Die Kunststoffhülle der kleinen Kapsel ist weich, ich ziehe die beiden Enden auseinander. Wie Schnee fällt das Pulver in den Saft.  
„Pass auf Mama auf“, hat Vater gesagt. Ich habe es ihm versprochen, ohne die Bedeutung meiner Worte zu erahnen. Nach seiner Beisetzung ging meine Mutter durch die Wohnung und räumte seine Medikamente und Kleidungsstücke, seine Bilder, Kreuzworträtselhefte, alles, was an ihn erinnerte, in große Plastiksäcke und schleppte sie in den Keller. Dann schloss sie sich zwei Tage und Nächte im Schlafzimmer ein. Manchmal hörte ich sie wimmern. Mit seinem Tod ging ihr Lachen. Erst Jahre später holte sie die Fotografien wieder rauf.
Ich nehme eines der Bilder und setze mich auf den Boden. Lehne mich an die Schrankwand, wie ich es als Kind oft getan habe, und starre die Aufnahme an. Eine zierliche Frau mit hochtoupierten Haaren und dicker Brille. Sie trug ihr Hochzeitskleid, 1966 war das. Die Männer mit dünnem Schlips.
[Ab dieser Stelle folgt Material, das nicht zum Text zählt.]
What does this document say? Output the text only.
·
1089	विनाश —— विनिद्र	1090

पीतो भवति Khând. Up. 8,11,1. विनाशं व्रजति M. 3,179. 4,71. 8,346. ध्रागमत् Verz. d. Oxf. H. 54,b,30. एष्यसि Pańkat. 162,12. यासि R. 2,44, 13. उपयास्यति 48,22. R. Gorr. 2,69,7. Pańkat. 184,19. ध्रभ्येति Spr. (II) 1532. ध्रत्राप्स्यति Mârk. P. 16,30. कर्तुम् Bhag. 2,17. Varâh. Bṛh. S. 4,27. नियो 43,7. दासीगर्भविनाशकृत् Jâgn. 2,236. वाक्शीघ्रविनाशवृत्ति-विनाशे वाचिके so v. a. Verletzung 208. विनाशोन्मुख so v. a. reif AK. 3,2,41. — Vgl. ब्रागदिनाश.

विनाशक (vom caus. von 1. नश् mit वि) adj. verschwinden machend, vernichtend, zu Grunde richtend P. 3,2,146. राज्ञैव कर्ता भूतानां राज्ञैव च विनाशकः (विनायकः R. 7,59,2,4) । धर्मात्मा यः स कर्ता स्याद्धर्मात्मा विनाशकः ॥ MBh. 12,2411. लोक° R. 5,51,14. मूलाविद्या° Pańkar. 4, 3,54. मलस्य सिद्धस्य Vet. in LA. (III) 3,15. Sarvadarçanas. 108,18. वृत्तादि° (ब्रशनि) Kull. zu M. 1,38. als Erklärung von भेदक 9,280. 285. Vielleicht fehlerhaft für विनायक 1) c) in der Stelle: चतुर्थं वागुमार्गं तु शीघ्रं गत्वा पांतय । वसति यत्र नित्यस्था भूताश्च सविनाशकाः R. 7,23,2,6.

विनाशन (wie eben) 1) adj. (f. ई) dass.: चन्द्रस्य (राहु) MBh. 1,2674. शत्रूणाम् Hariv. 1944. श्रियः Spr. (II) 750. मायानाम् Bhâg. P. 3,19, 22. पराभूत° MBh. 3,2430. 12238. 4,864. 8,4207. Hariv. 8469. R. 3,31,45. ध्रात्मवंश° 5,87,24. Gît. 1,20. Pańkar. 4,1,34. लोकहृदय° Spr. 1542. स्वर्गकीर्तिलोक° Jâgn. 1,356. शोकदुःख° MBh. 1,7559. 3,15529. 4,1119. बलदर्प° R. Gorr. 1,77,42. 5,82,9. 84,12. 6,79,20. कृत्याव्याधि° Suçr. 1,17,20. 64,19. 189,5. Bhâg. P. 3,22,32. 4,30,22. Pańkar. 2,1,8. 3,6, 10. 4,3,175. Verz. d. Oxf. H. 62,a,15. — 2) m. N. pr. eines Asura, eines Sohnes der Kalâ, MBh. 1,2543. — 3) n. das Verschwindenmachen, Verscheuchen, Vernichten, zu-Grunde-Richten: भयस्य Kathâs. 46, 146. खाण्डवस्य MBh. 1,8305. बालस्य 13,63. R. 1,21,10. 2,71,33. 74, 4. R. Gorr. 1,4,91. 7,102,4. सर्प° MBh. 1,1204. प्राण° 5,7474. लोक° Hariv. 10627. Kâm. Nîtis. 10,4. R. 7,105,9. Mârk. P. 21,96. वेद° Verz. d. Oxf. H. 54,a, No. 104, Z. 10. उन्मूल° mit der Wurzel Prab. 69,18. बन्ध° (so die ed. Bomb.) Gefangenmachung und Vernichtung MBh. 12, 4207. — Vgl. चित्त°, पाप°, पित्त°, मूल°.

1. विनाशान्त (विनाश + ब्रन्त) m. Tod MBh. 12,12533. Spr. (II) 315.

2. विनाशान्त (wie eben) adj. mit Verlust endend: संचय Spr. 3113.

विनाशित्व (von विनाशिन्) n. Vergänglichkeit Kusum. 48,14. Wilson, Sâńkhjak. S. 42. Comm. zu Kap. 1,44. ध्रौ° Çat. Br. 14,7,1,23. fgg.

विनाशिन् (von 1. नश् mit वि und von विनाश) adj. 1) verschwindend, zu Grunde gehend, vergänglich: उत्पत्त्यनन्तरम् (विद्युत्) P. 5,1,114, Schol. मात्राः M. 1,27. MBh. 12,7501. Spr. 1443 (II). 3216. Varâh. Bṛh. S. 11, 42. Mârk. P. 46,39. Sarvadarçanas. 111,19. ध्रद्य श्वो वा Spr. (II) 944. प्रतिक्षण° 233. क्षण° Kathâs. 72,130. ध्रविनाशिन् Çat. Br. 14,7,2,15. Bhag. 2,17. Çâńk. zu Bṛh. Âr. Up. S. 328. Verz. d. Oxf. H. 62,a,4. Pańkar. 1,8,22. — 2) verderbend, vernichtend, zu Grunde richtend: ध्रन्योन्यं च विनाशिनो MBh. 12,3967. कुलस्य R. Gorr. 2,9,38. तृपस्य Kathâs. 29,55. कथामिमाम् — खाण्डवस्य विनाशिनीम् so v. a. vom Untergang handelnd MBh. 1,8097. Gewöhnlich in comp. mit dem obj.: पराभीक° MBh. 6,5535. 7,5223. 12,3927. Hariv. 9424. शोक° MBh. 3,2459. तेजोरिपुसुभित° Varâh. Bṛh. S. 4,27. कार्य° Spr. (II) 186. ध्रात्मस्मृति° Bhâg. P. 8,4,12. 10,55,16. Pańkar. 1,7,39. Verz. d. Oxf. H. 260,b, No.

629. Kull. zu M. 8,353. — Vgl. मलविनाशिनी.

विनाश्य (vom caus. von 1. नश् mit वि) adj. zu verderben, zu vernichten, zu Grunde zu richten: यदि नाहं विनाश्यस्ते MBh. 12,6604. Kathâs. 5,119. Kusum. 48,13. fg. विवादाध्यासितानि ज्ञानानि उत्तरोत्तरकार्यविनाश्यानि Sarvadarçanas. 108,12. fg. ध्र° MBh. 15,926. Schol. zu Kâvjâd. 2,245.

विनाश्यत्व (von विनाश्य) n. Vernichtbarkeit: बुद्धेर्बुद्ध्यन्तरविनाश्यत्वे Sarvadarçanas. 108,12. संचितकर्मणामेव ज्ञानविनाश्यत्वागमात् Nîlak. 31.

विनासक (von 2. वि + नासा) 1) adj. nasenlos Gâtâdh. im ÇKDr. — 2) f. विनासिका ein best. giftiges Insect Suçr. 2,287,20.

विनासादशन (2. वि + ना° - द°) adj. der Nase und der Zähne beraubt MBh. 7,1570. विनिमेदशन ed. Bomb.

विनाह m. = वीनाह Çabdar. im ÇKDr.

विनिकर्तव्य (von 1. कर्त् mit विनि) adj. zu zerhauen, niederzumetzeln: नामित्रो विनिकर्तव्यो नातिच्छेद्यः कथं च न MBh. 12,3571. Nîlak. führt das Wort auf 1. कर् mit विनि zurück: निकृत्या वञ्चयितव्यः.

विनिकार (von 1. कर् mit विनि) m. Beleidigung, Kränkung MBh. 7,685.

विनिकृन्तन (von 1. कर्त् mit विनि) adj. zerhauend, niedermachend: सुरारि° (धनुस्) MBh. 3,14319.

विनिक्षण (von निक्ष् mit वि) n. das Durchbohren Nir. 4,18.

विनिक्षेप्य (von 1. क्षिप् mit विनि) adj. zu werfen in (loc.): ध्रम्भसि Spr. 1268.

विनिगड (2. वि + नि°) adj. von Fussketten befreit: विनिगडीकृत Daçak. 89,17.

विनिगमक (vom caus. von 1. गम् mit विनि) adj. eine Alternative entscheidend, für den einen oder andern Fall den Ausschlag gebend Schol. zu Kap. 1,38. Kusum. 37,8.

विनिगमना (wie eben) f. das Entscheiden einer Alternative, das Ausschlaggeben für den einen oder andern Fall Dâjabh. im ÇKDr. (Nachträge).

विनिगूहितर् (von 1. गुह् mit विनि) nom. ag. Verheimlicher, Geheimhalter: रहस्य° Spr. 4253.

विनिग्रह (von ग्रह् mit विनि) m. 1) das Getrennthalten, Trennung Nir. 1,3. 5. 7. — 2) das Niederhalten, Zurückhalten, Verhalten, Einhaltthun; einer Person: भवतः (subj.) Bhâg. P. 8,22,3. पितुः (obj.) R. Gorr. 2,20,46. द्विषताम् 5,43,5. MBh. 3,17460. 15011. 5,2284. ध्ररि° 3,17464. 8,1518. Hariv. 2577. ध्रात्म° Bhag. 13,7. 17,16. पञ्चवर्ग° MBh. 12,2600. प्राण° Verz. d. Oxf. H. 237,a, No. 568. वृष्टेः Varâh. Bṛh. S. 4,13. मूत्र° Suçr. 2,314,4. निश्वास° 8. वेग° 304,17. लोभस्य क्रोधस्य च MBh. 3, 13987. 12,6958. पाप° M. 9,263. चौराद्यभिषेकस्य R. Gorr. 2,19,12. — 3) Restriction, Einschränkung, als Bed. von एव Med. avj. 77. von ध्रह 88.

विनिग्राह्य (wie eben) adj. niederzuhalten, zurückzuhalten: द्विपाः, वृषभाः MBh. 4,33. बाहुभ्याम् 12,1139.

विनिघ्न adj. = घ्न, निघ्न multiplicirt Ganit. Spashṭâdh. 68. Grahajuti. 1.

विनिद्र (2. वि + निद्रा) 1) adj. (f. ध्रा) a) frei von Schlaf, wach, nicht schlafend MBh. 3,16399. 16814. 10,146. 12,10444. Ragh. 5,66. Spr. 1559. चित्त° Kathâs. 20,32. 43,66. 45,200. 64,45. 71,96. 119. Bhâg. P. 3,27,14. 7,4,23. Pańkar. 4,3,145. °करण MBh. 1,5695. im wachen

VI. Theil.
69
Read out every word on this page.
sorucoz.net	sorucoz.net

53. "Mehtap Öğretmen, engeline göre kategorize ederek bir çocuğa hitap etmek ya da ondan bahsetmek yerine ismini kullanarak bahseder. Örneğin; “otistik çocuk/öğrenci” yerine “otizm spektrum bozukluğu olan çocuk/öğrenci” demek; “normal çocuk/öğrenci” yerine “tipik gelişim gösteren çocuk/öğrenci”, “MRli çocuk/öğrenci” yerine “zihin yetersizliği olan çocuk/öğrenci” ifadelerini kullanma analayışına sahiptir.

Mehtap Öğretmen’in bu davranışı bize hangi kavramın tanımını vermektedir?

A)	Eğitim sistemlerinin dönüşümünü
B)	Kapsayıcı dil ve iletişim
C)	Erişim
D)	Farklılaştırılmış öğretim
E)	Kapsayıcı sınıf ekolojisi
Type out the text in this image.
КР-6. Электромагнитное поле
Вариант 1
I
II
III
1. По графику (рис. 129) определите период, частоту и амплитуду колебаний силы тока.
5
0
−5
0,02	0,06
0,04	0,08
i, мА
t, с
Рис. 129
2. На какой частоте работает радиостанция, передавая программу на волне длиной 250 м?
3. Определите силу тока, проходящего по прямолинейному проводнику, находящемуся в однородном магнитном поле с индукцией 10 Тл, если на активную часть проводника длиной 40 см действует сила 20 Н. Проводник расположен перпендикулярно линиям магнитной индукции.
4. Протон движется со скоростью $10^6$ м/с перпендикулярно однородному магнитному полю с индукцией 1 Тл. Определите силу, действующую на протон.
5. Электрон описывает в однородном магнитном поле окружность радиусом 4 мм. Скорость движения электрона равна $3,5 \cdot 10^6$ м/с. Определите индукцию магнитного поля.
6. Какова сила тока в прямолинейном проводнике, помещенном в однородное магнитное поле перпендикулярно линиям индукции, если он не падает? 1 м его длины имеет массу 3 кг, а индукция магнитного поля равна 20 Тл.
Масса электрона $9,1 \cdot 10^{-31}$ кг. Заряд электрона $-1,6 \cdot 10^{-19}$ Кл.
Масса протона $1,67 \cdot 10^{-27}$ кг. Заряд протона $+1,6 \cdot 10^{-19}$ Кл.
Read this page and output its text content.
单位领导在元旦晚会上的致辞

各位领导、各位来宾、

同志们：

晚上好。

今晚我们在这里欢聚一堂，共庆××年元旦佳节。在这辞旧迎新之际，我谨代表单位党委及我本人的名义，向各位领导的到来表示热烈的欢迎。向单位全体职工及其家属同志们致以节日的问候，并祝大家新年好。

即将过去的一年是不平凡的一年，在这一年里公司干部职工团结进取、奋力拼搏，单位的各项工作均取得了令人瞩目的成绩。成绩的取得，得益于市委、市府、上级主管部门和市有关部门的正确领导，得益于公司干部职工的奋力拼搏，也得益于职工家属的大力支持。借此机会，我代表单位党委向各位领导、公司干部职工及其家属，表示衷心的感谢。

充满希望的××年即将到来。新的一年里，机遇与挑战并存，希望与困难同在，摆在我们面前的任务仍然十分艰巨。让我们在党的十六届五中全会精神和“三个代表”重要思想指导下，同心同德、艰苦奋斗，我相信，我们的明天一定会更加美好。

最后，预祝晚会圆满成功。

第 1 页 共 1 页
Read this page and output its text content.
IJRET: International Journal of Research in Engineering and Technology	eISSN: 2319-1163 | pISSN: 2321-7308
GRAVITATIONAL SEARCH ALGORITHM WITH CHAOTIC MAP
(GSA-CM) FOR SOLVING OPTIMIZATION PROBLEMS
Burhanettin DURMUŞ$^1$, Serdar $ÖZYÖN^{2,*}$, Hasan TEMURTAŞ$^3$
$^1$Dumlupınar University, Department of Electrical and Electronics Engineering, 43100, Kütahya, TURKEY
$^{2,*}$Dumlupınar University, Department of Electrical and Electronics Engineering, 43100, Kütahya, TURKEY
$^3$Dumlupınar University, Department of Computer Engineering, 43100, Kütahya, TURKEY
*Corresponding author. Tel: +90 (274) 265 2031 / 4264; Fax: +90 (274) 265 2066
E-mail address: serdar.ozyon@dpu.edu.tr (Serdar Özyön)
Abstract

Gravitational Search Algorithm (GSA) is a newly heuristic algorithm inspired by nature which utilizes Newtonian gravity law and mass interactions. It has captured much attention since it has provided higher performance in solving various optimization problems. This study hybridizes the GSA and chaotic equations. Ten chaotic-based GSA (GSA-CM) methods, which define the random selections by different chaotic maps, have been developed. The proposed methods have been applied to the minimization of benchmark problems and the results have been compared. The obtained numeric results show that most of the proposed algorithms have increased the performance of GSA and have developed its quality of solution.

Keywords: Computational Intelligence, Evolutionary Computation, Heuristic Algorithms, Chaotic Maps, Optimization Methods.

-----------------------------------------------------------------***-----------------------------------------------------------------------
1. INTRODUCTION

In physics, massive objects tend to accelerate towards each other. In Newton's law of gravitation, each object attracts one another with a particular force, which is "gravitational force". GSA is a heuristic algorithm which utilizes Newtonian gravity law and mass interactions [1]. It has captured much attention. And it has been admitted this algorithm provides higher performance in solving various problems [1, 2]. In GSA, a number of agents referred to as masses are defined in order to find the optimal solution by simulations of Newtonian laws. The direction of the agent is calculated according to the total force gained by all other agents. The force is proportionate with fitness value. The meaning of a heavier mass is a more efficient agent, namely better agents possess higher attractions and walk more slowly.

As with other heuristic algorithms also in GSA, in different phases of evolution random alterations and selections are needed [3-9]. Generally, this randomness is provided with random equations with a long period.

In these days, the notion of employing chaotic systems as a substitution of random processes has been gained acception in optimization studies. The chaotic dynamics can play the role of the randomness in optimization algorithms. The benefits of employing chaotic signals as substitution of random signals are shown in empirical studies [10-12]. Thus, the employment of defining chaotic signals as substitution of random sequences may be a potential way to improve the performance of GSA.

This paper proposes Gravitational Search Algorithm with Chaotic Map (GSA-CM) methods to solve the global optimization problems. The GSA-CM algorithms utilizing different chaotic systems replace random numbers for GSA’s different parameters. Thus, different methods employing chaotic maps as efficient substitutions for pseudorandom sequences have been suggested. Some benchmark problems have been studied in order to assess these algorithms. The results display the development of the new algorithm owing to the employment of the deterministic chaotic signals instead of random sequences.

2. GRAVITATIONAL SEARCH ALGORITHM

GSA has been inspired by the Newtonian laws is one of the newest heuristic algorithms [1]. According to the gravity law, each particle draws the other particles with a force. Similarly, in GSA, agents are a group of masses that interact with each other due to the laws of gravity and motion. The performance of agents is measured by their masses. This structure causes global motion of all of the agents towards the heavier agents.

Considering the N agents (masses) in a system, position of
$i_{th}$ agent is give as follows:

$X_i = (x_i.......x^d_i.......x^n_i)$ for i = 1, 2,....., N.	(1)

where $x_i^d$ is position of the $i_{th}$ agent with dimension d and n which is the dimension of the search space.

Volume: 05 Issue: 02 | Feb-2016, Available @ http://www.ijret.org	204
Eine Frau aus einfachen Verhältnissen, ein Mädchen, das Schneiderin lernte und später in der Fabrik für Funktechnik am Band stand. Wenn mein Vater von der Schicht kam, ging er an der Fabrik vorbei. Sie winkten sich zu.
Später, Mitte der Siebziger, zogen sie in die Wohnung, in der ich jetzt sitze; sie brauchten ein Kinderzimmer. Ich erinnere mich an die unzähligen Abende, an denen wir hier in der Stube saßen und Radio hörten. Mein Vater nahm meiner Mutter manchmal die Brille ab und sagte: „Schau, wie wunderschön das Gesicht deiner Mutter ist.“ Sie grinste dann und machte eine wegwerfende Handbewegung, setzte ihre Brille wieder auf und gab Vater einen Kuss.
Jahre danach, wenn ich mit ihr allein auf dem Sofa saß, wünschte ich mir Abende bei Radio und warmem Kakao zurück.

Kurz vor sechs. Draußen herrscht finstere Nacht. Noch immer regnet es. Ich fahre durch die Straßen der Stadt und suche Umwege. Hinter mir wird gehupt, Autos überholen mich, ich sehe keine Fahrer, sehe nur den Schein der Lichter am Straßenrand; wie Gespenster huschen sie durch meinen Wagen.

Der Klinikparkplatz ist leer. Ich lasse ihn links liegen und fahre um das Gebäude herum. Franz hat Nachtdienst, er wird die Schwestern zur Besprechung rufen. Vor dem Notausgang parke ich.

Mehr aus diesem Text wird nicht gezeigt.